Camps d’urgence. Les médias publics ont appelé la population au calme. « La situation est sous contrôle dans les zones frappées par le séisme », a assuré la télévision d’État. « Nous sommes en train d’installer trois camps d’urgence » dans cette zone, a déclaré à la télévision d’État le gouverneur adjoint de Kermanshah. D’après l’agence officielle Irna, une trentaine d’équipes de secouristes du Croissant-Rouge iranien ont été envoyées dans l’ouest de l’Iran. Interrogé par la télévision d’État, Pir Hossein Koolivand, le chef du Service national d’urgence, a déclaré qu’il était « difficile d’envoyer des équipes de secours dans (certains) villages car les routes ont été coupées (à cause de) glissements de terrain ». Selon le site internet de l’Institut de géophysique de l’Université de Téhéran, le séisme a été suivi de nombreuses autres secousses pendant la nuit, dont au moins trois supérieures à 4,3 sur l’échelle de Richter.

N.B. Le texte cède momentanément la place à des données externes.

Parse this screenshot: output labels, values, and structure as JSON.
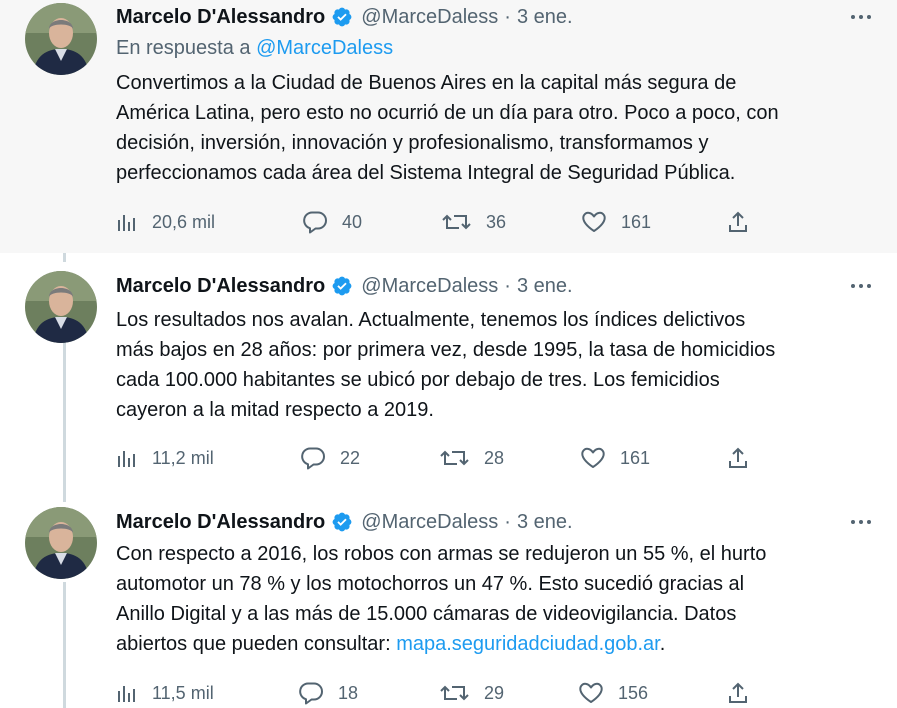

Une zone sismique très sensible. En décembre 2003, un séisme avait anéanti la ville historique de Bam en Iran, dans la province de Kerman. Au moins 31.000 personnes avaient été tuées. En avril 2013, l’Iran avait subi à quelques jours d’intervalle deux séismes de magnitude 6,4 puis 7,7, la plus forte secousse depuis 1957 dans ce pays. Ils avaient fait une quarantaine de morts en Iran et autant au Pakistan voisin. En juin 1990, un séisme d’une magnitude de 7,4 en Iran près de la mer Caspienne avait fait 40.000 morts, plus de 300.000 blessés et 500.000 sans-abri. En quelques secondes, une superficie de 2.100 km2, comprenant 27 villes et 1.871 villages repartis sur les provinces de Ghilan et de Zandjan, avait été dévastée.